Réjean Théberge, pompier depuis plus d’une vingtaine d’années, en a vu d’autres, même si ce feu est le plus gros qu’il a combattu. Il est peut-être le moins avare de commentaires des trois. Il raconte entre autres comment il s’est brûlé au deuxième degré en plongeant sa main dans une flaque d’eau d’un champ pourtant noyé d’eau. « Ça vous donne un aperçu du comment la chaleur était intense et profonde », dit-il.
Il saute ensuite vite au plus beau, la solidarité. On le comprend, n’est-ce pas ce qu’on devrait retenir, un an plus tard ? Il souligne l’apport indispensable des citernes de 5000 gallons des agriculteurs qui a été salutaire. « Nos camions, c’est seulement 2500 gallons », précise-t-il. « Ça ne sert pas juste à étendre du fumier », rétorque Francis Pelletier, en réponse aux critiques que les agriculteurs encaissent trop souvent lorsqu’ils font usage de ce type de machinerie.
L’agriculteur en a aussi beaucoup à dire sur l’entraide qui a régné durant le feu. Il est fier de sa région, avoue-t-il. Sa famille, dont la ferme a été la proie des flammes il y a plus d’une dizaine d’années, avait déjà bénéficié de cet élan de solidarité qu’on qualifie de typique aux milieux ruraux. Francis Pelletier se réjouit que cette valeur soit toujours présente aujourd’hui.

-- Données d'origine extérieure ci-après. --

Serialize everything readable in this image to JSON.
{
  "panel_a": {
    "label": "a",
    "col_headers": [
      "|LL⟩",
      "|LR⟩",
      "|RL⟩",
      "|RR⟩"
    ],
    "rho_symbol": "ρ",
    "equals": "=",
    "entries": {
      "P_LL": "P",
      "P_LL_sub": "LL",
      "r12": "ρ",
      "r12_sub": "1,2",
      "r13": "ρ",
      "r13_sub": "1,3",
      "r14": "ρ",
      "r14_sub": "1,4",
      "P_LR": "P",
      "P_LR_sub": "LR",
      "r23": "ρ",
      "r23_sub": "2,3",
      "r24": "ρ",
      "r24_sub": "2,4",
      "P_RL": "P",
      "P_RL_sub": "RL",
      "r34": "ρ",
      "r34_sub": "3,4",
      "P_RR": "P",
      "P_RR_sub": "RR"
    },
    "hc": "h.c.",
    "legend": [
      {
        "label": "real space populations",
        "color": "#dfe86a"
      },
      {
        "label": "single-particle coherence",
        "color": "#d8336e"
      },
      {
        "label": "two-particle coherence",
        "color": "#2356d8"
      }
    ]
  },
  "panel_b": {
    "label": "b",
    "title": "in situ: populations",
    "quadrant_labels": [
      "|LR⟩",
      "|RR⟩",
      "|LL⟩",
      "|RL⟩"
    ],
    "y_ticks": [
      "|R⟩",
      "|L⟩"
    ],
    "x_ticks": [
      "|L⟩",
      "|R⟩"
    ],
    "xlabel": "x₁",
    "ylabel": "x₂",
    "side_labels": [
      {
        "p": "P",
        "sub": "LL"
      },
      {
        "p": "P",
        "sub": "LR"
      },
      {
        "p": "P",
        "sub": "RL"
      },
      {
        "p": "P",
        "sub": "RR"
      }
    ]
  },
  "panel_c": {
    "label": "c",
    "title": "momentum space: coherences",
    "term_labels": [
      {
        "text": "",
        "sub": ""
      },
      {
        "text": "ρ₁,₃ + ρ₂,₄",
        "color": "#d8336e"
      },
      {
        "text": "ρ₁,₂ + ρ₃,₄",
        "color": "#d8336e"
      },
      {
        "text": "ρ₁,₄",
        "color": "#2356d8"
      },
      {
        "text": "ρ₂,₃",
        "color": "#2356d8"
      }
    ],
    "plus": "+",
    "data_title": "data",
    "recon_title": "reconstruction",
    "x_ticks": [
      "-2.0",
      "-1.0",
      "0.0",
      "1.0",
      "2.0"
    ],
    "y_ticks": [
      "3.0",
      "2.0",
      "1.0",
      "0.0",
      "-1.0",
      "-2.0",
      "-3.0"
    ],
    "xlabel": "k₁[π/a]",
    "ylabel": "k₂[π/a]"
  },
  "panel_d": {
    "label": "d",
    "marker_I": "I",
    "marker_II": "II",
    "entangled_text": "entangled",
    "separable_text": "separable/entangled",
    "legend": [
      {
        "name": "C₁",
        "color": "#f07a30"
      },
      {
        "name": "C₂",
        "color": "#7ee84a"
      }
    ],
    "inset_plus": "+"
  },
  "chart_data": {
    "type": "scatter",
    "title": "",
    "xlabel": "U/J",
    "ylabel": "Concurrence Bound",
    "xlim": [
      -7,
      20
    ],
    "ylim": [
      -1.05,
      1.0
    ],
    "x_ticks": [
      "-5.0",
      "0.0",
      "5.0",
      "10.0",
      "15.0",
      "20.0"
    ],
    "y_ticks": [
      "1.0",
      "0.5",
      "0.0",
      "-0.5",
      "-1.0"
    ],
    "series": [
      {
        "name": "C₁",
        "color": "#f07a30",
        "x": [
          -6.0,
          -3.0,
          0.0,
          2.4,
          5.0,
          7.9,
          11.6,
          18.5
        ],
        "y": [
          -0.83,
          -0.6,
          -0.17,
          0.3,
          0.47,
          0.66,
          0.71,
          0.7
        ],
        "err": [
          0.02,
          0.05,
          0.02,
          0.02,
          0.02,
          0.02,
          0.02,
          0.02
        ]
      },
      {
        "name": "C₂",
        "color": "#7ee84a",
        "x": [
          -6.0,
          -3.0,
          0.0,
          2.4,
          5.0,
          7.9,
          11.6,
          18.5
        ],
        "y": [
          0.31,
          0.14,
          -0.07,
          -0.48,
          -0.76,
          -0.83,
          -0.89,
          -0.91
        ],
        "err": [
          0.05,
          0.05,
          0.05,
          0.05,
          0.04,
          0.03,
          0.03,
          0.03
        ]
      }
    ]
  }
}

Pascal Laplante tire surtout des leçons et raconte que les pratiques ont été revues par son employeur. « Des feux dans une tourbière, il va toujours en avoir. Plus il fait chaud, mieux c’est pour récolter de la tourbe. Le problème, c’est le vent, parce que c’est là que ça peut devenir dangereux », précise-t-il dans un souci d’éduquer et non de banaliser.
Il reconnaît toutefois qu’une crainte subsiste toujours chez les employés, mais que les mesures prises par l’entreprise sont rassurantes. « Dès que des pointes de plus de 40 km/h sont enregistrées, les opérations sont maintenant arrêtées dans la tourbière. Aujourd’hui est un bon exemple, c’était une belle journée pour récolter, mais les gars ont analysé la situation dans les champs et ils sont revenus. Tout le monde est prudent. »
Réjean Théberge dit comprendre cette nervosité. Lui-même, il l’est toujours, peu importe l’ampleur du feu. Chaque fois qu’un appel survient, l’adrénaline monte. La veille de la rencontre, un feu s’est déclenché au Domaine Nos étés à Saint-Denis-De La Bouteillerie. Quatre maisons et une partie de la forêt environnantes sont parties en fumée. La SOPFEU est de nouveau intervenue. Trois pompiers ont été victimes d’un coup de chaleur. Le brasier a été depuis maîtrisé, mais les conditions climatiques qui régnaient quand cet incendie a pris naissance et la mobilisation des ressources qu’il a nécessitée pour le combattre ont ravivé les braises de l’inquiétude chez les pompiers, le souvenir du feu aux Tourbières n’étant pas bien loin, souligne-t-il.
18 h 30. L’heure du souper a sonné, le vent s’est calmé, la poussière retombe tranquillement et les moustiques recommencent à nous tourner autour. Pascal, Réjean et Francis rentrent chez eux. L’image ne peut être plus parfaite. Après le déchaînement de la nature, la vie reprend toujours son cours.